The country’s romance with the typewriter is far from over, says Brunswick’s Khozem Merchant
For a measure of the typewriter’s role in the Partition of Imperial India – seriously – consider the following quote by the founder of Pakistan, Mohammed Ali Jinnah: “I will tell you who made Pakistan. Myself, my secretary and his typewriter.”
Is that irreverence from the enduringly joyless Jinnah? It certainly remains a matter of mirth today for Rajesh Palta, a third-generation typewriter dealer and repairer in Delhi and a beguiling raconteur of typewriter tales.
“Typewriters are long-distance runners,” he says, as we tour his tiny shop, a dusty tutorial on the history of the contraption. “Electronic typewriters last 10 years; laptops can be upgraded in a year. But manual typewriters can endure for 50 years without much repair.” Fixed and repainted by hand, these behemoths are on sale at Palta’s Universal Typewriter Co, an outlet representing a cottage industry of collectors, admirers, users and repairers of the indefatigable instruments.

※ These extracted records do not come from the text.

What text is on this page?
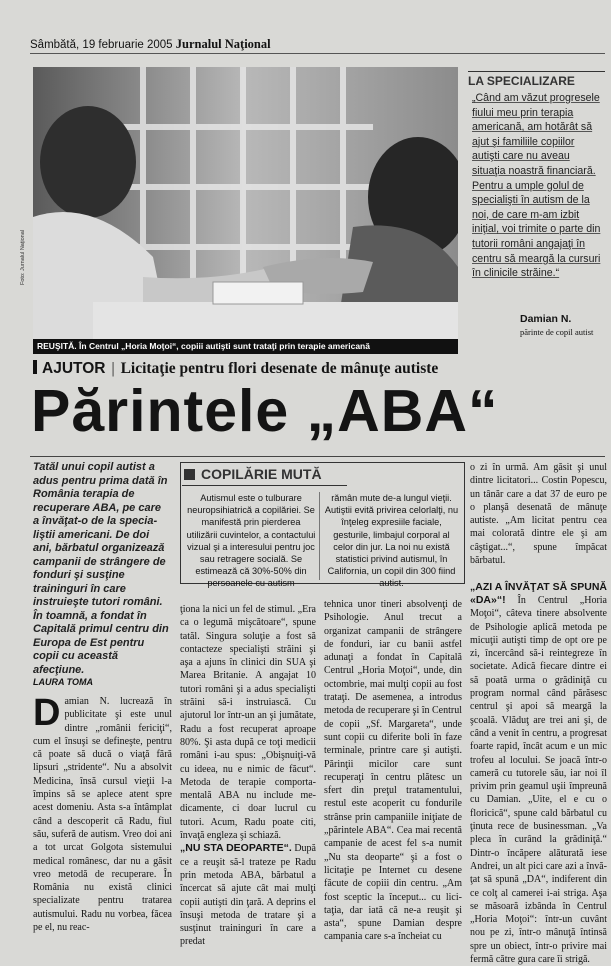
Sâmbătă, 19 februarie 2005 Jurnalul Naţional
Foto: Jurnalul Naţional
REUŞITĂ. În Centrul „Horia Moţoi“, copiii autişti sunt trataţi prin terapie americană
LA SPECIALIZARE
„Când am văzut progresele fiului meu prin terapia americană, am hotărât să ajut şi familiile copiilor autişti care nu aveau situaţia noastră financiară. Pentru a umple golul de specialişti în autism de la noi, de care m-am izbit iniţial, voi trimite o parte din tutorii români angajaţi în centru să meargă la cursuri în clinicile străine.“
Damian N.
părinte de copil autist
AJUTOR | Licitaţie pentru flori desenate de mânuţe autiste
Părintele „ABA“
Tatăl unui copil autist a adus pentru prima dată în România terapia de recuperare ABA, pe care a învăţat-o de la specialiştii americani. De doi ani, bărbatul organizează campanii de strângere de fonduri şi susţine traininguri în care instruieşte tutori români. În toamnă, a fondat în Capitală primul centru din Europa de Est pentru copii cu această afecţiune.
LAURA TOMA
Damian N. lucrează în publicitate şi este unul dintre „românii fericiţi“, cum el însuşi se defineşte, pentru că poate să ducă o viaţă fără lipsuri „stridente“. Nu a absolvit Medicina, însă cursul vieţii l-a împins să se aplece atent spre acest domeniu. Asta s-a întâmplat când a descoperit că Radu, fiul său, suferă de autism. Vreo doi ani a tot urcat Golgota sistemului medical românesc, dar nu a găsit vreo metodă de recuperare. În România nu există clinici specializate pentru tratarea autismului. Radu nu vorbea, făcea pe el, nu reac-
COPILĂRIE MUTĂ
Autismul este o tulburare neuropsihiatrică a copilăriei. Se manifestă prin pierderea utilizării cuvintelor, a contactului vizual şi a interesului pentru joc sau retragere socială. Se estimează că 30%-50% din persoanele cu autism
rămân mute de-a lungul vieţii. Autiştii evită privirea celorlalţi, nu înţeleg expresiile faciale, gesturile, limbajul corporal al celor din jur. La noi nu există statistici privind autismul, în California, un copil din 300 fiind autist.
ţiona la nici un fel de stimul. „Era ca o legumă mişcătoare“, spune tatăl. Singura soluţie a fost să contacteze specialişti străini şi aşa a ajuns în clinici din SUA şi Marea Britanie. A angajat 10 tutori români şi a adus specialişti străini să-i instruiască. Cu ajutorul lor într-un an şi jumătate, Radu a fost recuperat aproape 80%. Şi asta după ce toţi medicii români i-au spus: „Obişnuiţi-vă cu ideea, nu e nimic de făcut“. Metoda de terapie comportamentală ABA nu include medicamente, ci doar lucrul cu tutori. Acum, Radu poate citi, învaţă engleza şi schiază.
„NU STA DEOPARTE“. După ce a reuşit să-l trateze pe Radu prin metoda ABA, bărbatul a încercat să ajute cât mai mulţi copii autişti din ţară. A deprins el însuşi metoda de tratare şi a susţinut traininguri în care a predat
tehnica unor tineri absolvenţi de Psihologie. Anul trecut a organizat campanii de strângere de fonduri, iar cu banii astfel adunaţi a fondat în Capitală Centrul „Horia Moţoi“, unde, din octombrie, mai mulţi copii au fost trataţi. De asemenea, a introdus metoda de recuperare şi în Centrul de copii „Sf. Margareta“, unde sunt copii cu diferite boli în faze terminale, printre care şi autişti. Părinţii micilor care sunt recuperaţi în centru plătesc un sfert din preţul tratamentului, restul este acoperit cu fondurile strânse prin campaniile iniţiate de „părintele ABA“. Cea mai recentă campanie de acest fel s-a numit „Nu sta deoparte“ şi a fost o licitaţie pe Internet cu desene făcute de copiii din centru. „Am fost sceptic la început... cu licitaţia, dar iată că ne-a reuşit şi asta“, spune Damian despre campania care s-a încheiat cu
o zi în urmă. Am găsit şi unul dintre licitatori... Costin Popescu, un tânăr care a dat 37 de euro pe o planşă desenată de mânuţe autiste. „Am licitat pentru cea mai colorată dintre ele şi am câştigat...“, spune împăcat bărbatul.

„AZI A ÎNVĂŢAT SĂ SPUNĂ «DA»“! În Centrul „Horia Moţoi“, câteva tinere absolvente de Psihologie aplică metoda pe micuţii autişti timp de opt ore pe zi, încercând să-i reintegreze în societate. Adică fiecare dintre ei să poată urma o grădiniţă cu program normal când părăsesc centrul şi apoi să meargă la şcoală. Vlăduţ are trei ani şi, de când a venit în centru, a progresat foarte rapid, încât acum e un mic trofeu al locului. Se joacă într-o cameră cu tutorele său, iar noi îl privim prin geamul uşii împreună cu Damian. „Uite, el e cu o floricică“, spune cald bărbatul cu ţinuta rece de businessman. „Va pleca în curând la grădiniţă.“ Dintr-o încăpere alăturată iese Andrei, un alt pici care azi a învăţat să spună „DA“, indiferent din ce colţ al camerei i-ai striga. Aşa se măsoară izbânda în Centrul „Horia Moţoi“: într-un cuvânt nou pe zi, într-o mânuţă întinsă spre un obiect, într-o privire mai fermă către gura care îi strigă.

When Pakistan was yet putative, Palta’s father, Diwan Chand Palta, a salesman for the American typewriter manufacturer Remington, fled the city of Lahore, inside present-day Pakistan. He took with him four boxes containing the best-selling Model 12 machines, on whose keys the history of India was both made and recorded. Foreign brands held a monopoly under Imperial rule at the time; independent India sought an indigenous model. Such a product carried a message of empowerment, economic self-reliance, national modernity – and, of course, it allowed useful things to get done, in triplicate. Today, the continued popularity of the old machines serves as a mild, homegrown rebuke to the global craving for up-to-the-minute upgrades.